Call Him Lord won a Nebula and was a Hugo finalist so it’s not surprising that Call Him Lord got novel-length sequels. What is surprising is that those sequels were not by Dickson, but rather A. J. Austin and Ben Bova.
The Odd Ones • (1955) • novelette by Gordon R. Dickson
Two stupendously advanced aliens try to comprehend human behavior despite their ignorance of certain vital facts.
I believe this is intended as humour.
“In the Bone” • (1966) • short story by Gordon R. Dickson
A human scout falls afoul of a prodigiously advanced alien, much to the alien’s cost.
Humans Kick Alien Ass Thanks to Sheer Awesomeness is just one way humans prevail over hostile aliens.
“Danger – Human” • short story by Gordon R. Dickson (1957)
How could humanity have repeatedly imperiled the galaxy? Curious alien researchers uncover the answer, despite unambiguous warnings not to do that.
It’s kind of heartening that aliens also interpret “under no circumstances do the following as calamity will certainly result” as “this is a cool thing that you should immediately do.”
Tiger Green • (1965) • novelette by Gordon R. Dickson
Human scouts resist alien assimilation, something the aliens should appreciate more than they do.
“The Man from Earth” • (1964) • short story by Gordon R. Dickson
Confronted by the whims of an all-powerful space emperor, a resolute human refuses to bend.
Generally speaking, humans and aliens don’t mix much in Dickson (with a specific exception I will get to). This is one of the few cosmopolitan settings I recall from Dickson. Humans appear to be recent visitors, not active participants.
Ancient, My Enemy • (1969) • novelette by Gordon R. Dickson
A guide’s life on a colony world is complicated by a native’s conviction that the guide and the alien are endlessly reincarnating enemies.
This is the exception to the humans don’t mix rule. Aliens share planets with humans when the humans decide to plunk down a colony on their world. This often works out poorly for the aliens.
Modern readers might not be pleased with how Dickson portrays aliens or women in this. Or alien women.
The Bleak and Barren Land • (1953) • novelette by Gordon R. Dickson
Earth’s foolish decision to license a colony on alien world up-ends peaceful human-alien relations on that planet.

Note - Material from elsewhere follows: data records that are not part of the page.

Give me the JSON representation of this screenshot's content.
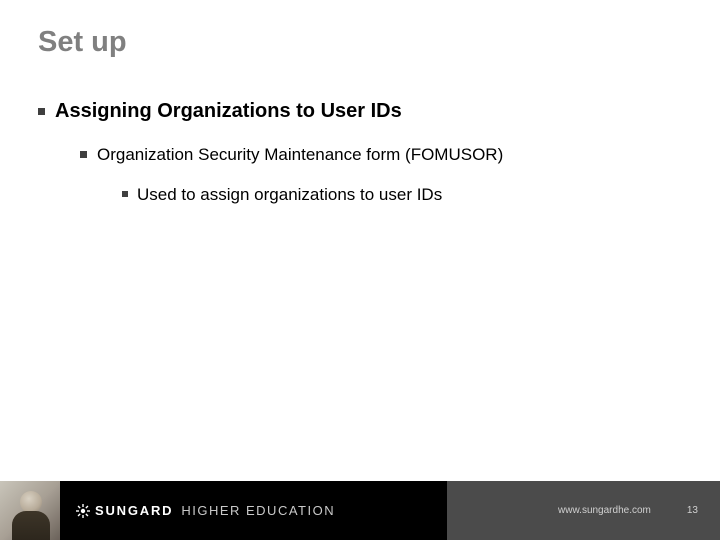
{
  "title": "Set up",
  "bullets": {
    "level1": "Assigning Organizations to User IDs",
    "level2": "Organization Security Maintenance form (FOMUSOR)",
    "level3": "Used to assign organizations to user IDs"
  },
  "footer": {
    "brand_main": "SUNGARD",
    "brand_sub": "HIGHER EDUCATION",
    "url": "www.sungardhe.com",
    "page": "13"
  }
}
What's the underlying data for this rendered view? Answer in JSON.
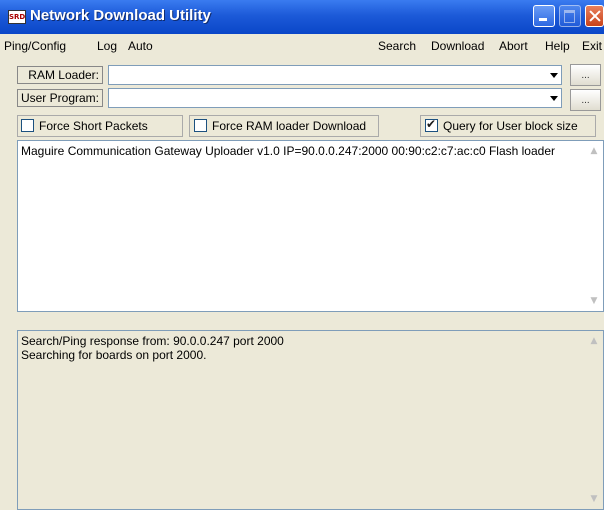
{
  "window": {
    "title": "Network Download Utility",
    "icon_text": "SRD",
    "titlebar_color": "#0a46c8"
  },
  "menu": {
    "left": [
      "Ping/Config",
      "Log",
      "Auto"
    ],
    "right": [
      "Search",
      "Download",
      "Abort",
      "Help",
      "Exit"
    ]
  },
  "ram_loader": {
    "label": "RAM Loader:",
    "value": "",
    "browse": "..."
  },
  "user_program": {
    "label": "User Program:",
    "value": "",
    "browse": "..."
  },
  "options": {
    "force_short_packets": {
      "label": "Force Short Packets",
      "checked": false
    },
    "force_ram_loader": {
      "label": "Force RAM loader Download",
      "checked": false
    },
    "query_user_block": {
      "label": "Query for User block size",
      "checked": true
    }
  },
  "device_list": [
    "Maguire Communication Gateway Uploader v1.0   IP=90.0.0.247:2000  00:90:c2:c7:ac:c0 Flash loader"
  ],
  "log_lines": [
    "Search/Ping response from: 90.0.0.247 port 2000",
    "Searching for boards on port 2000."
  ]
}
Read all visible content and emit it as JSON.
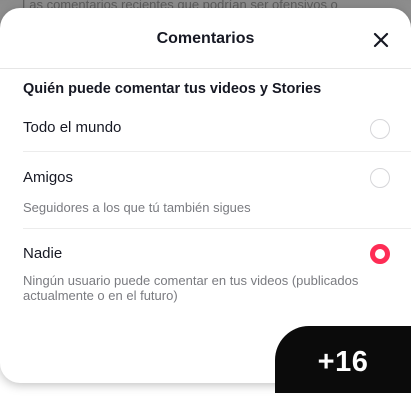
{
  "backdrop": {
    "text": "Las comentarios recientes que podrían ser ofensivos o"
  },
  "sheet": {
    "title": "Comentarios",
    "close_icon": "close-icon",
    "section_heading": "Quién puede comentar tus videos y Stories",
    "options": [
      {
        "label": "Todo el mundo",
        "description": "",
        "selected": false
      },
      {
        "label": "Amigos",
        "description": "Seguidores a los que tú también sigues",
        "selected": false
      },
      {
        "label": "Nadie",
        "description": "Ningún usuario puede comentar en tus videos (publicados actualmente o en el futuro)",
        "selected": true
      }
    ]
  },
  "badge": {
    "text": "+16"
  },
  "colors": {
    "accent": "#fe2c55",
    "text_primary": "#161823",
    "text_secondary": "#7a7b80",
    "badge_bg": "#0b0b0b"
  }
}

The aliens are greatly handicapped in this conflict because they are obligate libertarians.
Steel Brother • (1952) • novelette by Gordon R. Dickson
A young soldier facing implacably hostile aliens finds an unexpected reserve of courage… but not his own.
“Love Me True” • (1961) • short story
What harm could possibly come from letting a space man bring back to Earth the alien pet to whose presence he seems addicted?
1: In the case of the stories in The Book of Gordon R. Dickson, two copies. The Book of Gordon R. Dickson was titled Danger-Human in hardcover. Young me had not learned to check tables of contents before slapping down my ninety-five cents, or I’d have spotted that I’d already acquired the book as a used hardcover in a library sale.
2: As it happens, I stopped collecting Dickson about this time. Tor was involved, but not due to the issue of overlapping collections because that was an issue of which I was already aware (Thank you, Keith Laumer). It was because of 1984’s The Final Encyclopedia, which was an almost 700-page tome in tiny print and boring besides.
3: The irresistible allure of Campbell’s wives might be specifically a George O. Smith issue involving Doña Campbell in particular. Still, why take the risk?
4: One of which, The Best of Gordon R. Dickson: Volume 1, was clearly supposed to be the first volume in a series that has not as yet had a second volume. I will assume that the collection focused on stories from the 1950s and 1960s because later material was reserved for later volumes and not because the editor thought Dickson’s best material was his early work.